Vidas dignas do evangelho




Por Mike Riccardi em Reforma 21 | Traduzido por Filipe Schulz

“Vivei, acima de tudo, por modo digno do evangelho de Cristo.” – Filipenses 1.27

Essa curta frase é o cerne da carta de Paulo aos Filipenses. A maior preocupação de Paulo em sua carta à igreja de Filipos é que eles alinhassem a prática de suas vidas à conformidade da posição deles como partilhantes do Evangelho de Cristo. Ao refletir nesse comando, duas implicações se tornam aparentes imediatamente.

Santificação é um fruto necessário da Justificação

A primeira implicação desse texto é que a santificação é um fruto necessário da justificação.

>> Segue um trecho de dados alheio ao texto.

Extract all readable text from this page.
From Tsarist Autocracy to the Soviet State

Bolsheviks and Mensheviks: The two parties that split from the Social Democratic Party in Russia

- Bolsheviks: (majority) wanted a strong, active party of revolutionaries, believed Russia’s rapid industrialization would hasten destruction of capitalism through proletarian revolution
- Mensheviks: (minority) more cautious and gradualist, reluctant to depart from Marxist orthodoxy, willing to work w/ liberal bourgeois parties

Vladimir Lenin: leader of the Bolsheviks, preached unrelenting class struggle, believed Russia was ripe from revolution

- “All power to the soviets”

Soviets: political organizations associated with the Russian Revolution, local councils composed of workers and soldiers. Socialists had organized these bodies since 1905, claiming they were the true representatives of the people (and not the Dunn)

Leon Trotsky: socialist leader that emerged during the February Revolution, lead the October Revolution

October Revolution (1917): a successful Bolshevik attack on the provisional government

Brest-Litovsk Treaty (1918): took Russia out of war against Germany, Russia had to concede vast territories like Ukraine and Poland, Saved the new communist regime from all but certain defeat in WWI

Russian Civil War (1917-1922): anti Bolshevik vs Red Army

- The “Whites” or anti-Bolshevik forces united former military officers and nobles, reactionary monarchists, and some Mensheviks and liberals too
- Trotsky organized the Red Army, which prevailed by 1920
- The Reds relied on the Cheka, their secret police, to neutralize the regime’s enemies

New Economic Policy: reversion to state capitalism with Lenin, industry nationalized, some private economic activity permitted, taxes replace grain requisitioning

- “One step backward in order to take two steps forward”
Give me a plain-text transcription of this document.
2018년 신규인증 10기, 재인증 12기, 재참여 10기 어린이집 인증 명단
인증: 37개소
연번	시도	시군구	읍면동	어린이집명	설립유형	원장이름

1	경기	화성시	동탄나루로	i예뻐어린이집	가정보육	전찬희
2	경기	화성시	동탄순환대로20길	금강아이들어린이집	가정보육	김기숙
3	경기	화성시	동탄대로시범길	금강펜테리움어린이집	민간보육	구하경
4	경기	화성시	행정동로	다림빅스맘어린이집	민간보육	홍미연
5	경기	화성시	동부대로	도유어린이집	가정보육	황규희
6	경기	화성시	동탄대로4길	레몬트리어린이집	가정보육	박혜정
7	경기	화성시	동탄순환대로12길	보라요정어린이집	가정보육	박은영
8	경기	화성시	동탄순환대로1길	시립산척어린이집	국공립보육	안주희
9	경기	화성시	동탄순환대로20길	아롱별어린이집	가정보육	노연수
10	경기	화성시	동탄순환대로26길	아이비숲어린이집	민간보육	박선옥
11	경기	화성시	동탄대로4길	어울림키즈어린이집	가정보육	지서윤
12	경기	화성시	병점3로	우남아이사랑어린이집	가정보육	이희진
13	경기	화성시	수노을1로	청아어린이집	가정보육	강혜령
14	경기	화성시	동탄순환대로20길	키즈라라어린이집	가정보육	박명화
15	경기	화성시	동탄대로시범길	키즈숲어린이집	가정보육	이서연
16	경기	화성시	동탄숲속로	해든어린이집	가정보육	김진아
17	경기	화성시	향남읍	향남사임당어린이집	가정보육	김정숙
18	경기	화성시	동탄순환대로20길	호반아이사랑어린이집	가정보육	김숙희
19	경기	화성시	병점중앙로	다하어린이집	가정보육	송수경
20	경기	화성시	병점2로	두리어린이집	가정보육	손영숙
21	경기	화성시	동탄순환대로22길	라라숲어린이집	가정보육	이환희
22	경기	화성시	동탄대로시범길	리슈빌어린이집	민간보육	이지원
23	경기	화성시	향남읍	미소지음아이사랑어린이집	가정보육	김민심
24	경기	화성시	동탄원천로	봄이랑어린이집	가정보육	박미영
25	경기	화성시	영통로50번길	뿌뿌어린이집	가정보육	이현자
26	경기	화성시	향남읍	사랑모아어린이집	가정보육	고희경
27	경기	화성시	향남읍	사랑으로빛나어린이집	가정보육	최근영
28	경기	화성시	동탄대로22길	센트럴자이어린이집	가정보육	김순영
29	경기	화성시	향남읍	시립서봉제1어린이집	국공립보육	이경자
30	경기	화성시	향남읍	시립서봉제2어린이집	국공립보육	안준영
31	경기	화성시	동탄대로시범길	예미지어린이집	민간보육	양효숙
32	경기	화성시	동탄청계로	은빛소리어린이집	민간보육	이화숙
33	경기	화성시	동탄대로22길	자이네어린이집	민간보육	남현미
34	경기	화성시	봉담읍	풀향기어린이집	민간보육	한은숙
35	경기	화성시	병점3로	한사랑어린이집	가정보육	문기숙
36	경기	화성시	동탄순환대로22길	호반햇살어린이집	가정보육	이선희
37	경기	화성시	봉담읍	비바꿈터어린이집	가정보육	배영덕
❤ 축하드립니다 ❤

Aquele que foi justificado pela graça por meio da fé em Cristo somente – aquele que foi declarado justo em sua posição perante Deus – irá crescer e progredir no que diz respeito à prática da justiça em sua vida. Isso é consistente com o testemunho do Novo Testamento, especialmente nas cartas de Paulo.
  • Após celebrar, por três capítulos, os maravilhosos privilégios da exaltada posição do cristão em Cristo, em Efésios 4.10 Paulo diz “Rogo-vos, pois” – isso é, visto que todos esses benefícios gloriosos são seus enquanto crentes em Cristo Jesus – “Rogo-vos, pois, eu, o prisioneiro no Senhor, que andeis de modo digno da vocação a que fostes chamados”.
  • Em 1 Tessalonicenses 2.12, Paulo explica que pacientemente exortou e instruiu os tessalonicenses “para viverdes por modo digno de Deus, que vos chama para o seu reino e glória”.
  • Ele diz aos colossenses que sempre ora para “que transbordeis de pleno conhecimento da sua vontade, em toda a sabedoria e entendimento espiritual; a fim de viverdes de modo digno do Senhor, para o seu inteiro agrado, frutificando em toda boa obra e crescendo no pleno conhecimento de Deus”
Está em toda parte. Simplesmente não há categoria para um crente em Cristo que também não seja um discípulo de Cristo – não há um que tenha recebido Cristo como Salvador mas não o obedeça como Senhor.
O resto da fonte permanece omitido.